Caminho Sem Volta começa e termina exatamente da mesma maneira. Leo
Handler, o personagem de Mark Wahlberg, está sentado no vagão de um trem, o dia
já caindo, a luz alaranjada. Quando primeiro o vemos, ele está voltando para
casa depois de um ano e meio preso por roubo de carros. Suas roupas, seu porte,
sua barba mal-feita, a olhada de canto para um policial que está no mesmo
vagão, tudo nos diz que aquele é um ex-condenado ainda em processo de readaptação
ao "mundo aqui de fora". No fim, depois de passar por uma nova
provação, que é a própria materialidade da trama (um jogo de corrupção política
e banditismo amador que acabam fazendo dele o elo mais fraco de um grande
esquema criminoso), Leo está de volta ao mesmo trem, só que dessa vez de barba
feita, cabelo alinhando, casaco e gravata. O olhar desconfiado, no entanto, é o
mesmo. Tudo em Caminho Sem
Volta nos indicaria que a
trajetória deste sujeito era do tipo expiação-e-redenção, com uma transformação
espiritual obrigatória ali no meio, mas o que James Gray nos entrega é, ao
contrário, a conformação, um quase determinismo.

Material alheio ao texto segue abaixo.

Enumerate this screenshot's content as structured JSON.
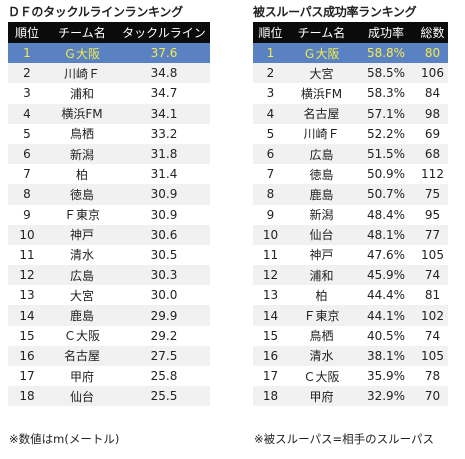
{
  "left": {
    "title": "ＤＦのタックルラインランキング",
    "columns": [
      "順位",
      "チーム名",
      "タックルライン"
    ],
    "rows": [
      [
        "1",
        "Ｇ大阪",
        "37.6"
      ],
      [
        "2",
        "川崎Ｆ",
        "34.8"
      ],
      [
        "3",
        "浦和",
        "34.7"
      ],
      [
        "4",
        "横浜FM",
        "34.1"
      ],
      [
        "5",
        "鳥栖",
        "33.2"
      ],
      [
        "6",
        "新潟",
        "31.8"
      ],
      [
        "7",
        "柏",
        "31.4"
      ],
      [
        "8",
        "徳島",
        "30.9"
      ],
      [
        "9",
        "Ｆ東京",
        "30.9"
      ],
      [
        "10",
        "神戸",
        "30.6"
      ],
      [
        "11",
        "清水",
        "30.5"
      ],
      [
        "12",
        "広島",
        "30.3"
      ],
      [
        "13",
        "大宮",
        "30.0"
      ],
      [
        "14",
        "鹿島",
        "29.9"
      ],
      [
        "15",
        "Ｃ大阪",
        "29.2"
      ],
      [
        "16",
        "名古屋",
        "27.5"
      ],
      [
        "17",
        "甲府",
        "25.8"
      ],
      [
        "18",
        "仙台",
        "25.5"
      ]
    ],
    "footnote": "※数値はm(メートル)"
  },
  "right": {
    "title": "被スルーパス成功率ランキング",
    "columns": [
      "順位",
      "チーム名",
      "成功率",
      "総数"
    ],
    "rows": [
      [
        "1",
        "Ｇ大阪",
        "58.8%",
        "80"
      ],
      [
        "2",
        "大宮",
        "58.5%",
        "106"
      ],
      [
        "3",
        "横浜FM",
        "58.3%",
        "84"
      ],
      [
        "4",
        "名古屋",
        "57.1%",
        "98"
      ],
      [
        "5",
        "川崎Ｆ",
        "52.2%",
        "69"
      ],
      [
        "6",
        "広島",
        "51.5%",
        "68"
      ],
      [
        "7",
        "徳島",
        "50.9%",
        "112"
      ],
      [
        "8",
        "鹿島",
        "50.7%",
        "75"
      ],
      [
        "9",
        "新潟",
        "48.4%",
        "95"
      ],
      [
        "10",
        "仙台",
        "48.1%",
        "77"
      ],
      [
        "11",
        "神戸",
        "47.6%",
        "105"
      ],
      [
        "12",
        "浦和",
        "45.9%",
        "74"
      ],
      [
        "13",
        "柏",
        "44.4%",
        "81"
      ],
      [
        "14",
        "Ｆ東京",
        "44.1%",
        "102"
      ],
      [
        "15",
        "鳥栖",
        "40.5%",
        "74"
      ],
      [
        "16",
        "清水",
        "38.1%",
        "105"
      ],
      [
        "17",
        "Ｃ大阪",
        "35.9%",
        "78"
      ],
      [
        "18",
        "甲府",
        "32.9%",
        "70"
      ]
    ],
    "footnote": "※被スルーパス=相手のスルーパス"
  },
  "colors": {
    "header_bg": "#0b0b0b",
    "header_text": "#ffffff",
    "highlight_bg": "#5a82c2",
    "highlight_text": "#f5eb4c",
    "stripe_bg": "#f1f1f1"
  }
}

Pouco antes dessa última imagem de Leo, veremos
uma pequena seqüência no tribunal onde estão sendo julgados todos aqueles que
gerenciavam o esquema corrupto. É uma seqüência imposta à montagem final por
Harvey Weinstein, produtor do filme, e que não consta da versão do diretor
(essa, infelizmente, nunca lançada no Brasil). Ainda que coloque pingos em is
que certamente não deveriam ser tão esclarecidos assim, é a seqüência em que,
pela primeira vez, Leo assume a fabulação de sua própria história, e passa de
objeto a sujeito de uma trama. E ali diz que, com seu testemunho, pode estar
quebrando um código de silêncio que é próprio do "ambiente da rua" do
qual ele é um produto.
Se há algo que conecte os três filmes de James
Gray é exatamente esta idéia da predestinação. Seus personagens estão sempre
metidos numa cadeia de acontecimentos e sensações estabelecidas à sua revelia,
passível de combate e resistência, mas que eventualmente se provará forte
demais para ser vencida. Em Fuga
para Odessa, a existência do irmão caçula de um assassino frio a serviço da
máfia russa pode até sinalizar para a não-repetição dos erros antigos,
depositadas as esperanças de um futuro melhor nesse menino que, tendo convivido
a vida inteira com o mal, não é mau. Em Os
Donos da Noite, a conversão de um bon-vivant com os dois pés fincados na
marginalidade em premiado policial e defensor da lei talvez finalmente cumprisse
uma passagem de bastão entre irmãos, em chave oposta à de Fuga de Odessa: dessa vez a
transmissão da moral fraterna agiria positivamente sobre a vida dos envolvidos.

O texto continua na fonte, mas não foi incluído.